Rolls-Royce ist auf dem besten Wege, von einer europäischen Regierung den ersten Auftrag zur Errichtung einer Flotte kleiner Atomreaktoren zu erhalten, nachdem das Unternehmen in einem durch die tschechische Regierung geleiteten Wettbewerb als bevorzugter Lieferant ausgewählt wurde.
Die britische Luft- und Raumfahrt- sowie Verteidigungsgruppe setzte sich gegen sechs weitere Konkurrenten durch und schloss die Vereinbarung mit dem staatlichen Energieversorger ČEZ Group ab. Chris Cholerton, Geschäftsführer des Bereichs Small-Modular Reactor (SMR) bei Rolls-Royce, bezeichnete die Partnerschaft als „wegweisend“ und betonte die Stärkung der Marktposition von Rolls-Royce in Europa.
Weltweit sind Regierungen an dem Potenzial kleiner, modularer Atomreaktoren interessiert, eine zuverlässige Stromquelle zu bieten und dabei die steigende Nachfrage zu decken, ohne CO2-Emissionen zu verursachen. Cholerton erklärte, dass die Vereinbarung ČEZ, Rolls-Royce SMR und seine bestehenden Anteilseigner in die Führung bei der Einführung von SMRs bringen werde.
Aktuell laufen noch Gespräche zur Finalisierung der Vertragsbedingungen, und die Vereinbarung steht unter Vorbehalt der behördlichen Genehmigung. Doch Insider berichten, dass das Geschäft Aufträge im Wert von Milliarden Pfund für die britische Industrie generieren könnte. Der erste Reaktor ist in der Nähe des Kernkraftwerks Temelín in Südböhmen geplant und soll voraussichtlich Mitte der 2030er Jahre realisiert werden.

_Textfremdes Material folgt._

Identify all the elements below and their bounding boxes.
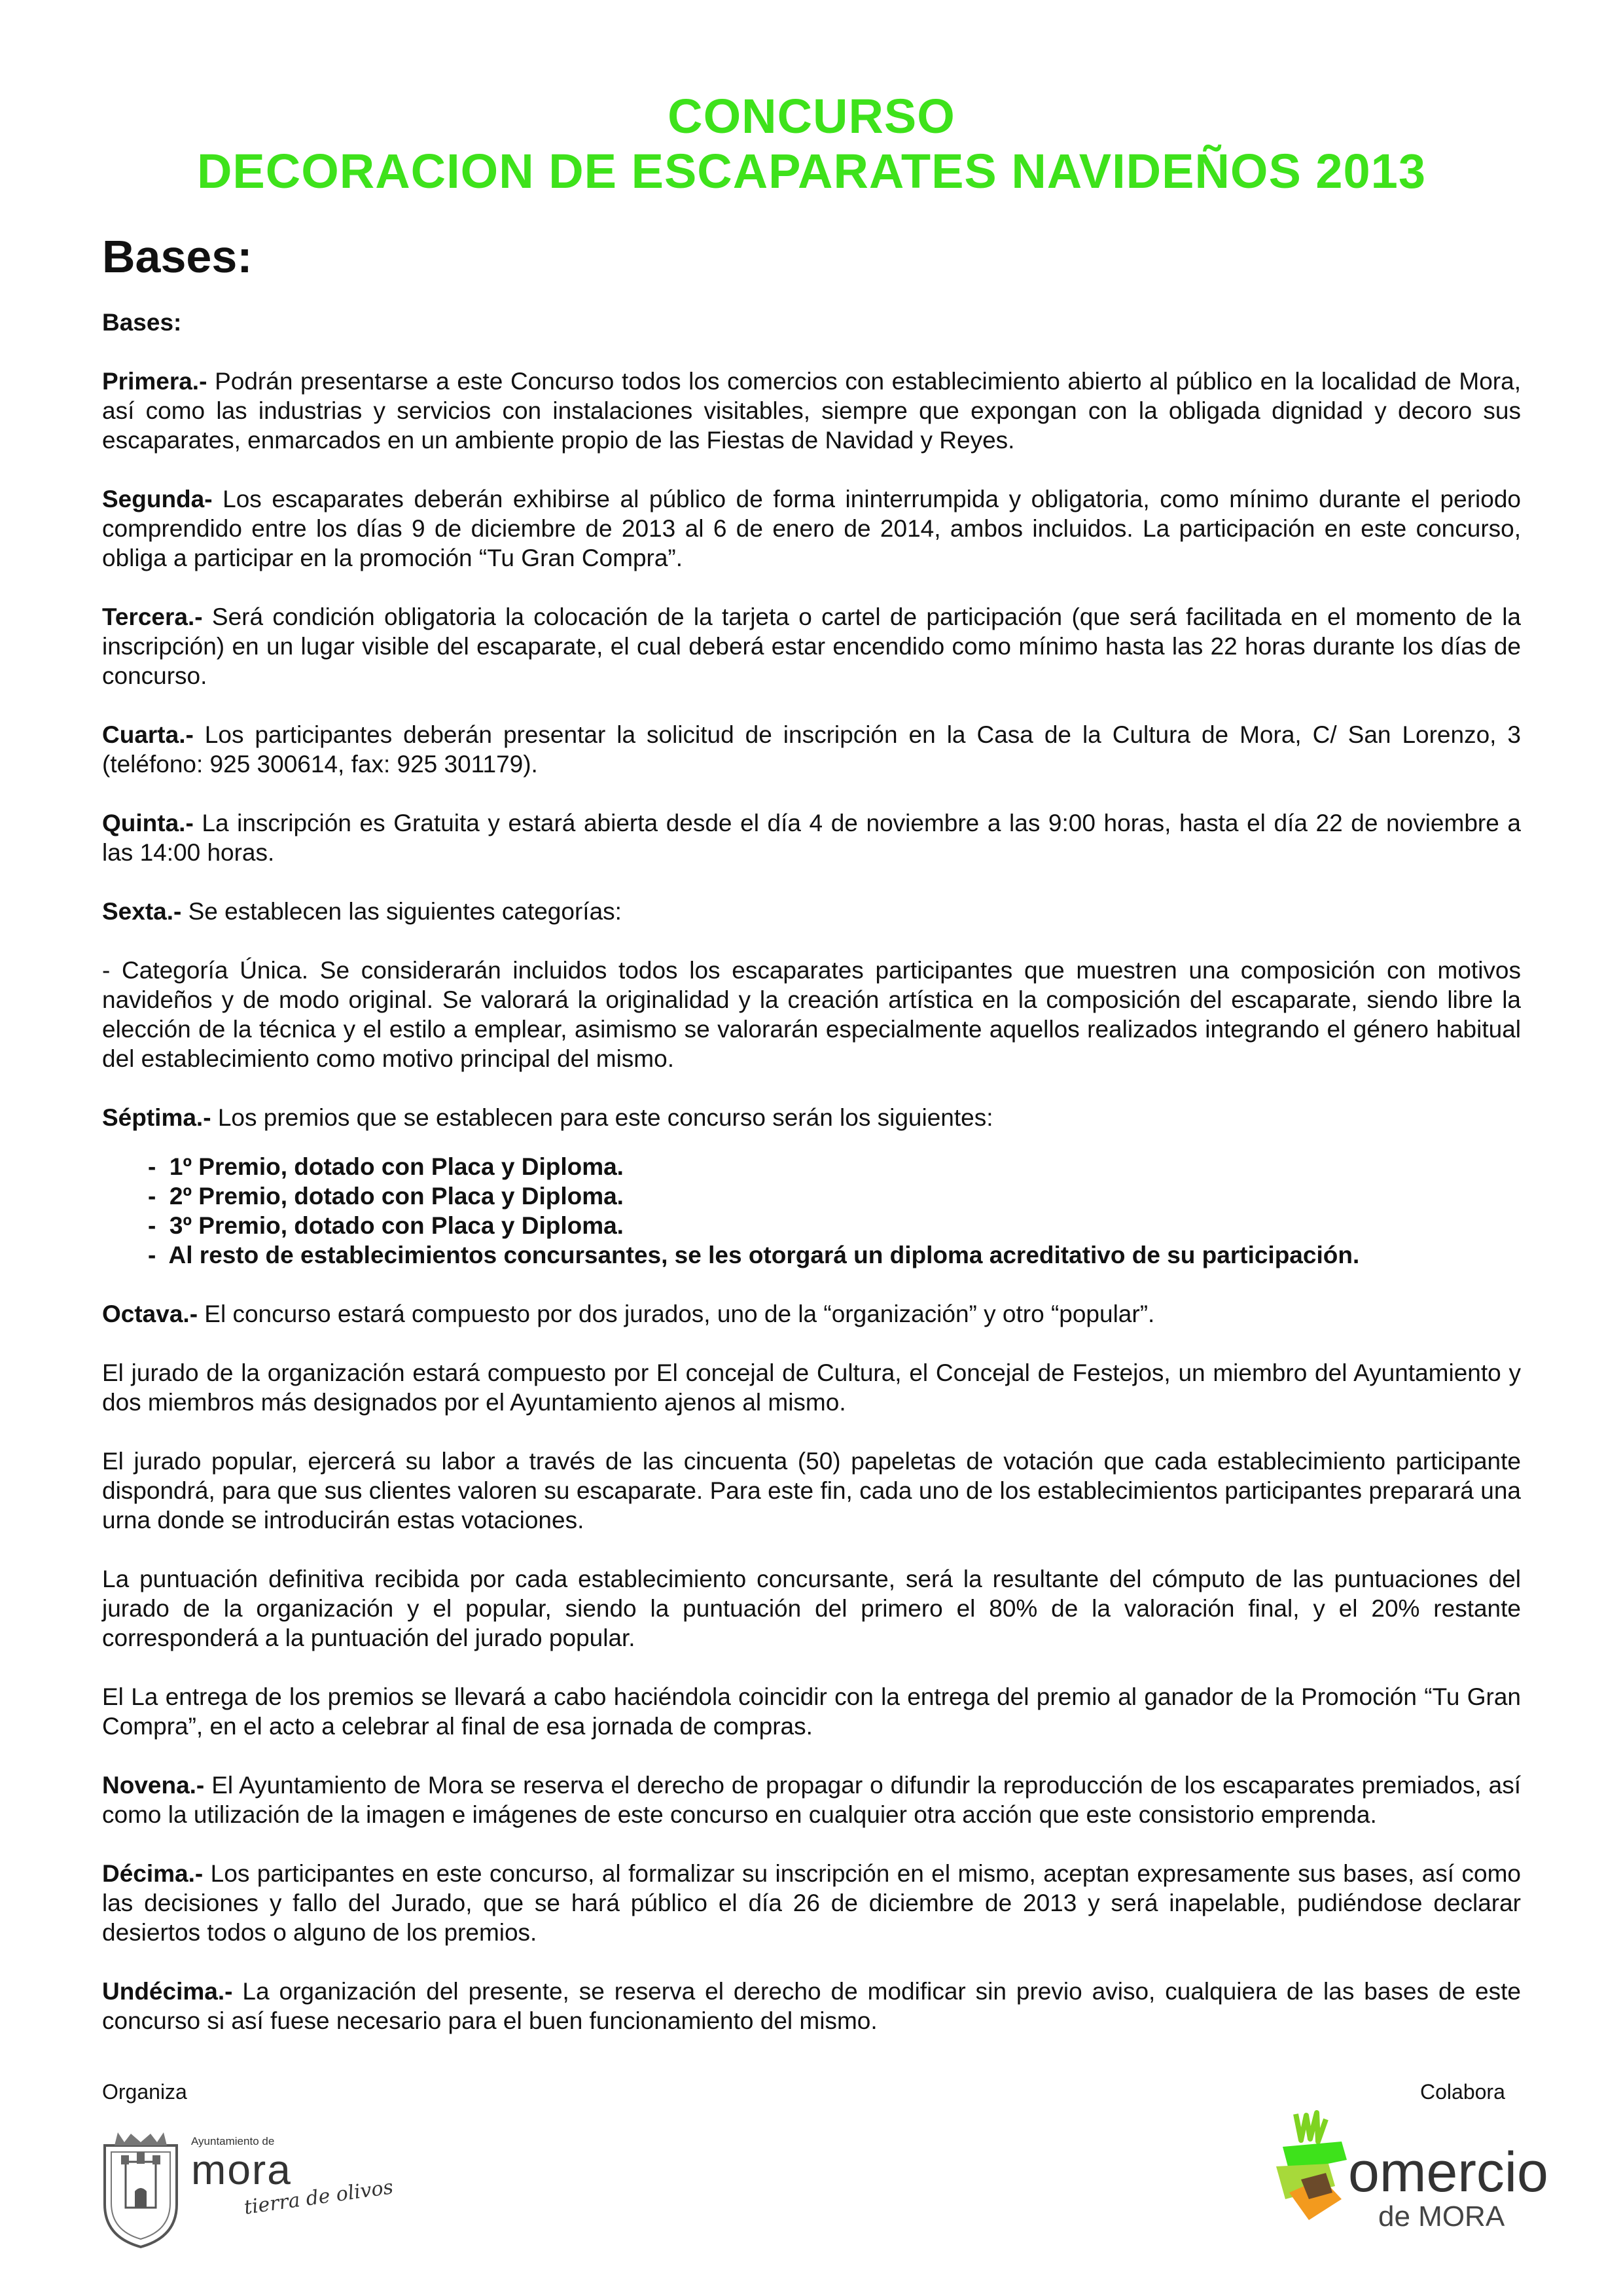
organiza-label: Organiza	[102, 2080, 187, 2104]
bases-heading: Bases:	[102, 231, 253, 282]
document-body	[102, 308, 1521, 2065]
clause-cuarta: Cuarta.- Los participantes deberán presentar la solicitud de inscripción en la Casa de la Cultura de Mora, C/ San Lorenzo, 3 (teléfono: 925 300614, fax: 925 301179).	[102, 721, 1521, 778]
comercio-logo-icon	[1270, 2101, 1355, 2225]
colabora-label: Colabora	[1420, 2080, 1505, 2104]
clause-decima: Décima.- Los participantes en este concurso, al formalizar su inscripción en el mismo, aceptan expresamente sus bases, así como las decisiones y fallo del Jurado, que se hará público el día 26 de diciembre de 2013 y será inapelable, pudiéndose declarar desiertos todos o alguno de los premios.	[102, 1860, 1521, 1946]
prize-item: - 3º Premio, dotado con Placa y Diploma.	[148, 1211, 1521, 1240]
title-line-2: DECORACION DE ESCAPARATES NAVIDEÑOS 2013	[196, 144, 1426, 198]
clause-octava: Octava.- El concurso estará compuesto por dos jurados, uno de la “organización” y otro “popular”.	[102, 1300, 1155, 1327]
bases-subheading: Bases:	[102, 309, 182, 336]
comercio-logo-text: omercio	[1348, 2141, 1548, 2204]
ayuntamiento-label: Ayuntamiento de	[191, 2135, 275, 2147]
prize-item: - Al resto de establecimientos concursantes, se les otorgará un diploma acreditativo de su participación.	[148, 1240, 1521, 1270]
jurado-popular: El jurado popular, ejercerá su labor a través de las cincuenta (50) papeletas de votación que cada establecimiento participante dispondrá, para que sus clientes valoren su escaparate. Para este fin, cada uno de los establecimientos participantes preparará una urna donde se introducirán estas votaciones.	[102, 1448, 1521, 1534]
puntuacion: La puntuación definitiva recibida por cada establecimiento concursante, será la resultante del cómputo de las puntuaciones del jurado de la organización y el popular, siendo la puntuación del primero el 80% de la valoración final, y el 20% restante corresponderá a la puntuación del jurado popular.	[102, 1566, 1521, 1651]
clause-tercera: Tercera.- Será condición obligatoria la colocación de la tarjeta o cartel de participación (que será facilitada en el momento de la inscripción) en un lugar visible del escaparate, el cual deberá estar encendido como mínimo hasta las 22 horas durante los días de concurso.	[102, 603, 1521, 689]
prize-list	[102, 1152, 1521, 1270]
clause-septima: Séptima.- Los premios que se establecen para este concurso serán los siguientes:	[102, 1104, 993, 1131]
prize-item: - 1º Premio, dotado con Placa y Diploma.	[148, 1152, 1521, 1181]
clause-sexta: Sexta.- Se establecen las siguientes categorías:	[102, 898, 622, 925]
clause-segunda: Segunda- Los escaparates deberán exhibirse al público de forma ininterrumpida y obligatoria, como mínimo durante el periodo comprendido entre los días 9 de diciembre de 2013 al 6 de enero de 2014, ambos incluidos. La participación en este concurso, obliga a participar en la promoción “Tu Gran Compra”.	[102, 486, 1521, 571]
categoria-unica: - Categoría Única. Se considerarán incluidos todos los escaparates participantes que muestren una composición con motivos navideños y de modo original. Se valorará la originalidad y la creación artística en la composición del escaparate, siendo libre la elección de la técnica y el estilo a emplear, asimismo se valorarán especialmente aquellos realizados integrando el género habitual del establecimiento como motivo principal del mismo.	[102, 957, 1521, 1072]
mora-tagline: tierra de olivos	[242, 2176, 395, 2219]
mora-logo-text: mora	[191, 2146, 292, 2193]
clause-undecima: Undécima.- La organización del presente, se reserva el derecho de modificar sin previo aviso, cualquiera de las bases de este concurso si así fuese necesario para el buen funcionamiento del mismo.	[102, 1978, 1521, 2034]
clause-novena: Novena.- El Ayuntamiento de Mora se reserva el derecho de propagar o difundir la reproducción de los escaparates premiados, así como la utilización de la imagen e imágenes de este concurso en cualquier otra acción que este consistorio emprenda.	[102, 1772, 1521, 1828]
entrega-premios: El La entrega de los premios se llevará a cabo haciéndola coincidir con la entrega del premio al ganador de la Promoción “Tu Gran Compra”, en el acto a celebrar al final de esa jornada de compras.	[102, 1683, 1521, 1740]
jurado-organizacion: El jurado de la organización estará compuesto por El concejal de Cultura, el Concejal de Festejos, un miembro del Ayuntamiento y dos miembros más designados por el Ayuntamiento ajenos al mismo.	[102, 1359, 1521, 1416]
clause-primera: Primera.- Podrán presentarse a este Concurso todos los comercios con establecimiento abierto al público en la localidad de Mora, así como las industrias y servicios con instalaciones visitables, siempre que expongan con la obligada dignidad y decoro sus escaparates, enmarcados en un ambiente propio de las Fiestas de Navidad y Reyes.	[102, 368, 1521, 454]
comercio-subtitle: de MORA	[1378, 2200, 1505, 2233]
prize-item: - 2º Premio, dotado con Placa y Diploma.	[148, 1181, 1521, 1211]
clause-quinta: Quinta.- La inscripción es Gratuita y estará abierta desde el día 4 de noviembre a las 9:00 horas, hasta el día 22 de noviembre a las 14:00 horas.	[102, 810, 1521, 866]
title-line-1: CONCURSO	[668, 89, 955, 143]
mora-coat-of-arms-icon	[98, 2126, 183, 2250]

Die tschechische Regierung erklärte, dass das Projekt zur Modernisierung der tschechischen Energieindustrie beitragen und neue Möglichkeiten für die heimische Industrie eröffnen werde. Man erwartet, dass lokale Unternehmen eine bedeutende Rolle spielen werden, da Rolls-Royce seine Lieferkette erst aufbaut.
Das SMR-Design von Rolls-Royce hat eine Leistung von 470 Megawatt und ist damit relativ groß für diese Reaktortypen, die üblicherweise eine Kapazität von 300 Megawatt oder weniger aufweisen.
Regierungen hoffen, dass ihre kompakte und modulare Bauweise verhindert, dass wie bei Großprojekten Budgetüberschreitungen und Verzögerungen auftreten. Allerdings gibt es laut einem aktuellen Bericht der internationalen Atomenergieagentur derzeit nur drei SMR-Designs in Betrieb: in China und Russland sowie ein Testreaktor in Japan.
Der Vertrag zwischen Rolls-Royce und der tschechischen Regierung könnte ein wichtiger Maßstab dafür sein, ob die Technologie die erhofften Vorteile bringen kann.
Rolls-Royce ist eines von fünf Unternehmen, die derzeit in einem von der britischen Regierung geleiteten Wettbewerb konkurrieren, um Unterstützung zum Bau von SMRs im Vereinigten Königreich zu erhalten. Zu den Konkurrenten gehören GE-Hitachi, Holtec, Nu-Scale und Westinghouse Electric.
Auch EDF, der französische Energiegigant im Staatsbesitz, war zunächst im Rennen, zog sich jedoch Anfang des Jahres zurück, um die Entwicklung seines Nuward-Designs fortzusetzen.
Der im letzten Jahr unter der damaligen konservativen Regierung gestartete Wettbewerb liegt hinter dem Zeitplan, der eine Vergabe der Aufträge bis zum Sommer 2024 vorsah. Die Teilnehmer sollen nun bis Ende dieses Monats erfahren, wie viele von ihnen in die nächste Verhandlungsrunde gehen werden.
In ihrem Wahlprogramm vor dem Sieg bei den Parlamentswahlen im Juli erklärte die Labour Party, dass die Technologie „eine wichtige Rolle“ in der Energiesicherheit des Vereinigten Königreichs spielen werde.
Obwohl „kleine modulare Reaktoren“ eine Vielzahl unterschiedlicher Designs umfassen können, basieren die Entwürfe im Wettbewerb des Vereinigten Königreichs auf bewährter Nukleartechnologie mit Wasserkühlsystemen.